Not only did the gallery help at those events but also with many other engagements we had with data developers such as in customer and community events. These events entailed different length sessions ranging from 1 or 2 hours to half a day or a full day. For attendees to get the full experience of feature engineering, ML algorithms and publishing modules, we used experiments completed to the pre-processing stage so that attendees could start building in the labs right away and see the features which differentiate this service from others.
To expand our reach with this content we also added the lab guide to the Experiment Description in the Cortana Intelligence Gallery, so you don’t have to attend in-person to get started. If you want to start building, just go right ahead: use the lab document and learn about Azure ML today.
What Have We Observed?
After each event attendees have been excited about using Azure ML and left with a sense of accomplishment around building models in a fairly short space of time and with an understanding of ML processes.

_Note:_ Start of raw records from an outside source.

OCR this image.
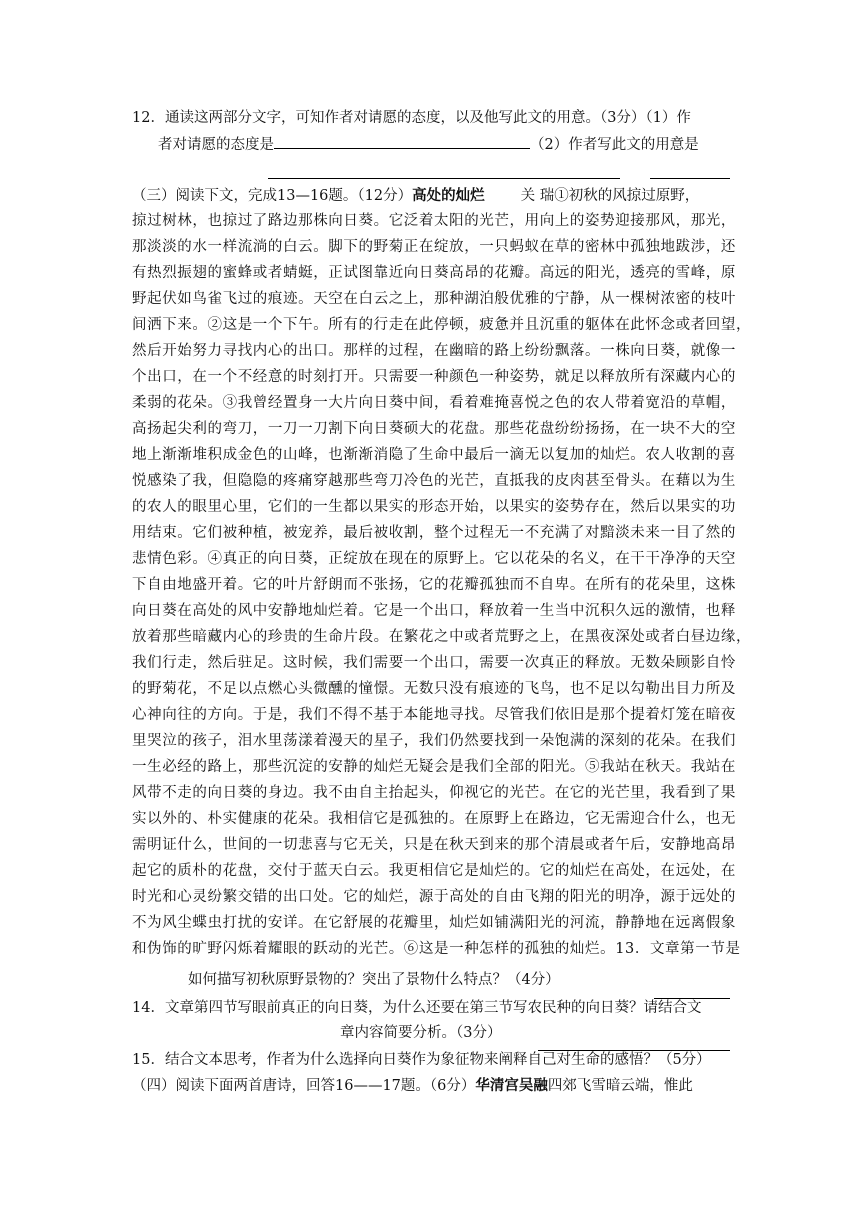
12．通读这两部分文字，可知作者对请愿的态度，以及他写此文的用意。（3分）（1）作
者对请愿的态度是	（2）作者写此文的用意是
（三）阅读下文，完成13—16题。（12分）高处的灿烂 关 瑞①初秋的风掠过原野，
掠过树林，也掠过了路边那株向日葵。它泛着太阳的光芒，用向上的姿势迎接那风，那光，
那淡淡的水一样流淌的白云。脚下的野菊正在绽放，一只蚂蚁在草的密林中孤独地跋涉，还
有热烈振翅的蜜蜂或者蜻蜓，正试图靠近向日葵高昂的花瓣。高远的阳光，透亮的雪峰，原
野起伏如鸟雀飞过的痕迹。天空在白云之上，那种湖泊般优雅的宁静，从一棵树浓密的枝叶
间洒下来。②这是一个下午。所有的行走在此停顿，疲惫并且沉重的躯体在此怀念或者回望，
然后开始努力寻找内心的出口。那样的过程，在幽暗的路上纷纷飘落。一株向日葵，就像一
个出口，在一个不经意的时刻打开。只需要一种颜色一种姿势，就足以释放所有深藏内心的
柔弱的花朵。③我曾经置身一大片向日葵中间，看着难掩喜悦之色的农人带着宽沿的草帽，
高扬起尖利的弯刀，一刀一刀割下向日葵硕大的花盘。那些花盘纷纷扬扬，在一块不大的空
地上渐渐堆积成金色的山峰，也渐渐消隐了生命中最后一滴无以复加的灿烂。农人收割的喜
悦感染了我，但隐隐的疼痛穿越那些弯刀冷色的光芒，直抵我的皮肉甚至骨头。在藉以为生
的农人的眼里心里，它们的一生都以果实的形态开始，以果实的姿势存在，然后以果实的功
用结束。它们被种植，被宠养，最后被收割，整个过程无一不充满了对黯淡未来一目了然的
悲情色彩。④真正的向日葵，正绽放在现在的原野上。它以花朵的名义，在干干净净的天空
下自由地盛开着。它的叶片舒朗而不张扬，它的花瓣孤独而不自卑。在所有的花朵里，这株
向日葵在高处的风中安静地灿烂着。它是一个出口，释放着一生当中沉积久远的激情，也释
放着那些暗藏内心的珍贵的生命片段。在繁花之中或者荒野之上，在黑夜深处或者白昼边缘，
我们行走，然后驻足。这时候，我们需要一个出口，需要一次真正的释放。无数朵顾影自怜
的野菊花，不足以点燃心头微醺的憧憬。无数只没有痕迹的飞鸟，也不足以勾勒出目力所及
心神向往的方向。于是，我们不得不基于本能地寻找。尽管我们依旧是那个提着灯笼在暗夜
里哭泣的孩子，泪水里荡漾着漫天的星子，我们仍然要找到一朵饱满的深刻的花朵。在我们
一生必经的路上，那些沉淀的安静的灿烂无疑会是我们全部的阳光。⑤我站在秋天。我站在
风带不走的向日葵的身边。我不由自主抬起头，仰视它的光芒。在它的光芒里，我看到了果
实以外的、朴实健康的花朵。我相信它是孤独的。在原野上在路边，它无需迎合什么，也无
需明证什么，世间的一切悲喜与它无关，只是在秋天到来的那个清晨或者午后，安静地高昂
起它的质朴的花盘，交付于蓝天白云。我更相信它是灿烂的。它的灿烂在高处，在远处，在
时光和心灵纷繁交错的出口处。它的灿烂，源于高处的自由飞翔的阳光的明净，源于远处的
不为风尘蝶虫打扰的安详。在它舒展的花瓣里，灿烂如铺满阳光的河流，静静地在远离假象
和伪饰的旷野闪烁着耀眼的跃动的光芒。⑥这是一种怎样的孤独的灿烂。13．文章第一节是
如何描写初秋原野景物的？突出了景物什么特点？（4分）
14．文章第四节写眼前真正的向日葵，为什么还要在第三节写农民种的向日葵？请结合文
章内容简要分析。（3分）
15．结合文本思考，作者为什么选择向日葵作为象征物来阐释自己对生命的感悟？（5分）
（四）阅读下面两首唐诗，回答16——17题。（6分）华清宫吴融四郊飞雪暗云端，惟此
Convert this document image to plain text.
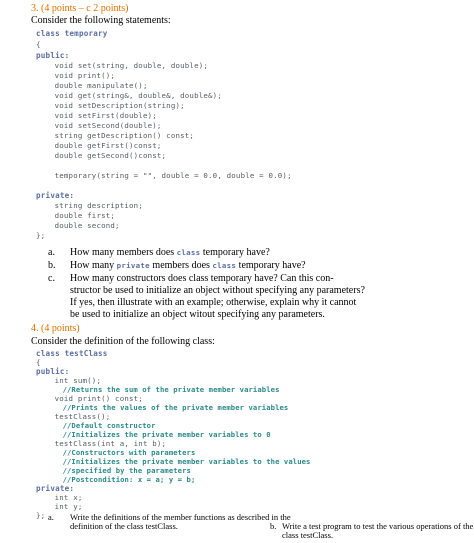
3. (4 points – c 2 points)
Consider the following statements:
class temporary
{
public:
void set(string, double, double);
void print();
double manipulate();
void get(string&, double&, double&);
void setDescription(string);
void setFirst(double);
void setSecond(double);
string getDescription() const;
double getFirst()const;
double getSecond()const;
temporary(string = "", double = 0.0, double = 0.0);
private:
string description;
double first;
double second;
};
a. How many members does class temporary have?
b. How many private members does class temporary have?
c. How many constructors does class temporary have? Can this con-
structor be used to initialize an object without specifying any parameters?
If yes, then illustrate with an example; otherwise, explain why it cannot
be used to initialize an object witout specifying any parameters.
4. (4 points)
Consider the definition of the following class:
class testClass
{
public:
int sum();
//Returns the sum of the private member variables
void print() const;
//Prints the values of the private member variables
testClass();
//Default constructor
//Initializes the private member variables to 0
testClass(int a, int b);
//Constructors with parameters
//Initializes the private member variables to the values
//specified by the parameters
//Postcondition: x = a; y = b;
private:
int x;
int y;
}; a. Write the definitions of the member functions as described in the
definition of the class testClass.	b. Write a test program to test the various operations of the
class testClass.
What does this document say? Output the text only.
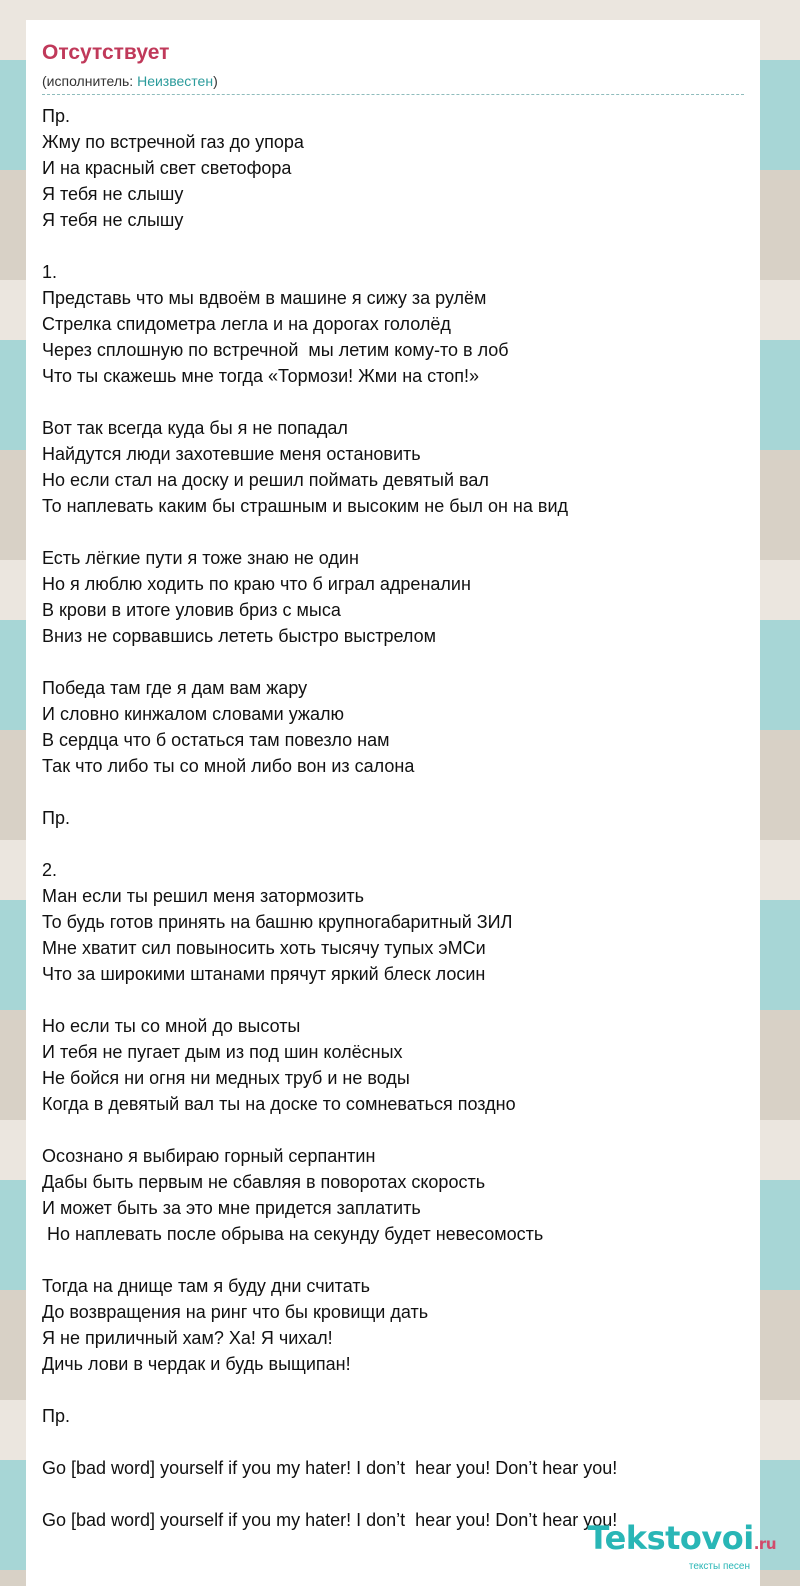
Отсутствует
(исполнитель: Неизвестен)
Пр.
Жму по встречной газ до упора
И на красный свет светофора
Я тебя не слышу
Я тебя не слышу

1.
Представь что мы вдвоём в машине я сижу за рулём
Стрелка спидометра легла и на дорогах гололёд
Через сплошную по встречной  мы летим кому-то в лоб
Что ты скажешь мне тогда «Тормози! Жми на стоп!»

Вот так всегда куда бы я не попадал
Найдутся люди захотевшие меня остановить
Но если стал на доску и решил поймать девятый вал
То наплевать каким бы страшным и высоким не был он на вид

Есть лёгкие пути я тоже знаю не один
Но я люблю ходить по краю что б играл адреналин
В крови в итоге уловив бриз с мыса
Вниз не сорвавшись лететь быстро выстрелом

Победа там где я дам вам жару
И словно кинжалом словами ужалю
В сердца что б остаться там повезло нам
Так что либо ты со мной либо вон из салона

Пр.

2.
Ман если ты решил меня затормозить
То будь готов принять на башню крупногабаритный ЗИЛ
Мне хватит сил повыносить хоть тысячу тупых эМСи
Что за широкими штанами прячут яркий блеск лосин

Но если ты со мной до высоты
И тебя не пугает дым из под шин колёсных
Не бойся ни огня ни медных труб и не воды
Когда в девятый вал ты на доске то сомневаться поздно

Осознано я выбираю горный серпантин
Дабы быть первым не сбавляя в поворотах скорость
И может быть за это мне придется заплатить
Но наплевать после обрыва на секунду будет невесомость

Тогда на днище там я буду дни считать
До возвращения на ринг что бы кровищи дать
Я не приличный хам? Ха! Я чихал!
Дичь лови в чердак и будь выщипан!

Пр.

Go [bad word] yourself if you my hater! I don’t  hear you! Don’t hear you!

Go [bad word] yourself if you my hater! I don’t  hear you! Don’t hear you!
Tekstovoi.ru
тексты песен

The Cortana Intelligence Gallery experience is focused around community contribution: Anyone can add their experiments to the Gallery, and search for / consume others’ experiments. The Gallery acts is a springboard for developers to get started on learning about ML and lowers barriers to entry for those without PhDs in statistics, for instance. It encourages users to continue their journey and become experts in an area where there is a strong industry demand for such skills.
This theme continues in our Machine Learning online forums where Microsoft experts answer your queries. When you encounter issues or feature gaps you can always provide feedback and feature requests directly to the Azure ML team. The Cortana Intelligence Gallery is thus a service, community and learning destination all in one!
If you’re looking at getting into ML, I highly recommend using Azure ML and starting with the Cortana Intelligence Gallery, based on my own personal experience.